Sample size must be adequate to detect your hypothesized effect with sufficient statistical power (typically 80% or higher) while controlling false positive rates (alpha = .05). Larger effect sizes require fewer participants; smaller effects require larger samples. Underpowered studies are likely to miss true effects and can produce spurious significant findings through noise; overpowered studies waste resources on unnecessary precision.
From your study of effect size and statistical power, you know that power is the probability of detecting a true effect when it exists. Power is a function of four quantities that are mathematically locked together: sample size (N), effect size (d or f or r), alpha (the false positive threshold), and power (1 - β, the false negative threshold). Fix any three of these and the fourth is determined. A power analysis is simply solving this equation: given an expected effect size, a desired power level (usually .80), and a chosen alpha (.05), what N do you need?

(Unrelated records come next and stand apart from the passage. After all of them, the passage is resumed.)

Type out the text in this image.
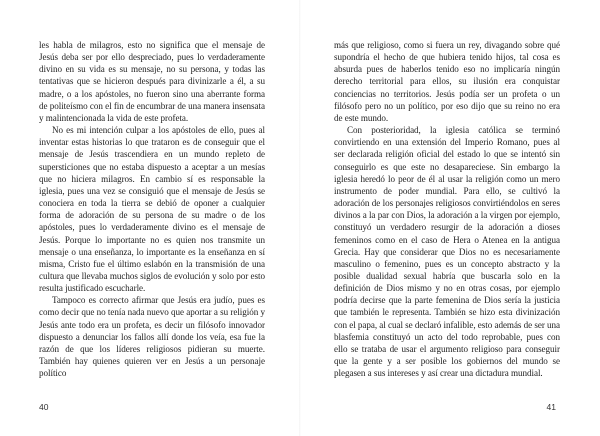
les habla de milagros, esto no significa que el mensaje de Jesús deba ser por ello despreciado, pues lo verdaderamente divino en su vida es su mensaje, no su persona, y todas las tentativas que se hicieron después para divinizarle a él, a su madre, o a los apóstoles, no fueron sino una aberrante forma de politeísmo con el fin de encumbrar de una manera insensata y malintencionada la vida de este profeta.

No es mi intención culpar a los apóstoles de ello, pues al inventar estas historias lo que trataron es de conseguir que el mensaje de Jesús trascendiera en un mundo repleto de supersticiones que no estaba dispuesto a aceptar a un mesías que no hiciera milagros. En cambio sí es responsable la iglesia, pues una vez se consiguió que el mensaje de Jesús se conociera en toda la tierra se debió de oponer a cualquier forma de adoración de su persona de su madre o de los apóstoles, pues lo verdaderamente divino es el mensaje de Jesús. Porque lo importante no es quien nos transmite un mensaje o una enseñanza, lo importante es la enseñanza en sí misma, Cristo fue el último eslabón en la transmisión de una cultura que llevaba muchos siglos de evolución y solo por esto resulta justificado escucharle.

Tampoco es correcto afirmar que Jesús era judío, pues es como decir que no tenía nada nuevo que aportar a su religión y Jesús ante todo era un profeta, es decir un filósofo innovador dispuesto a denunciar los fallos allí donde los veía, esa fue la razón de que los líderes religiosos pidieran su muerte. También hay quienes quieren ver en Jesús a un personaje político

40

más que religioso, como si fuera un rey, divagando sobre qué supondría el hecho de que hubiera tenido hijos, tal cosa es absurda pues de haberlos tenido eso no implicaría ningún derecho territorial para ellos, su ilusión era conquistar conciencias no territorios. Jesús podía ser un profeta o un filósofo pero no un político, por eso dijo que su reino no era de este mundo.

Con posterioridad, la iglesia católica se terminó convirtiendo en una extensión del Imperio Romano, pues al ser declarada religión oficial del estado lo que se intentó sin conseguirlo es que este no desapareciese. Sin embargo la iglesia heredó lo peor de él al usar la religión como un mero instrumento de poder mundial. Para ello, se cultivó la adoración de los personajes religiosos convirtiéndolos en seres divinos a la par con Dios, la adoración a la virgen por ejemplo, constituyó un verdadero resurgir de la adoración a dioses femeninos como en el caso de Hera o Atenea en la antigua Grecia. Hay que considerar que Dios no es necesariamente masculino o femenino, pues es un concepto abstracto y la posible dualidad sexual habría que buscarla solo en la definición de Dios mismo y no en otras cosas, por ejemplo podría decirse que la parte femenina de Dios sería la justicia que también le representa. También se hizo esta divinización con el papa, al cual se declaró infalible, esto además de ser una blasfemia constituyó un acto del todo reprobable, pues con ello se trataba de usar el argumento religioso para conseguir que la gente y a ser posible los gobiernos del mundo se plegasen a sus intereses y así crear una dictadura mundial.

41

The most common practical challenge is specifying the expected effect size before the study. Three sources help: prior literature (what effect size did similar studies find?), meta-analyses of the domain (what is the average effect?), and theoretical constraints (is there a smallest effect that would be scientifically or practically meaningful?). The most important rule is to be conservative: small effects require much larger samples than researchers intuitively expect. A small effect by Cohen's conventions (d = 0.2) requires roughly 394 participants per group to achieve 80% power at α = .05. Researchers who budget for 30 participants per group are planning to be underpowered for anything smaller than a large effect.
Underpowering has two separate harms that are often conflated. The obvious harm is missing a real effect — a false negative, Type II error. The less obvious harm is that significant results from underpowered studies are *more likely to be false positives*. This is the winner's curse: to reach significance in a noisy small-N study, a random effect estimate must be inflated above the true population value. The published significant findings from underpowered studies therefore tend to overestimate effect sizes, and replication attempts with more appropriate samples fail — which is a major driver of the replication crisis. Overpowering, by contrast, is a waste of resources and an ethical issue in studies with invasive procedures or deception, but it does not distort the literature in the same way.
In practice, sample size planning begins with the most specific possible research question — from your prerequisite concept — because the statistical test you plan to use determines which power analysis formula applies. A two-sample t-test, a one-way ANOVA with 4 groups, and a correlation test have different power functions. Tools like G*Power (free software) implement these calculations for dozens of test families. Document your power analysis in your preregistration: your expected effect size and its source, your desired power, your alpha, and your resulting N. This creates accountability for decisions made before data collection, and makes the study's sensitivity (the smallest effect it could realistically detect) transparent to readers.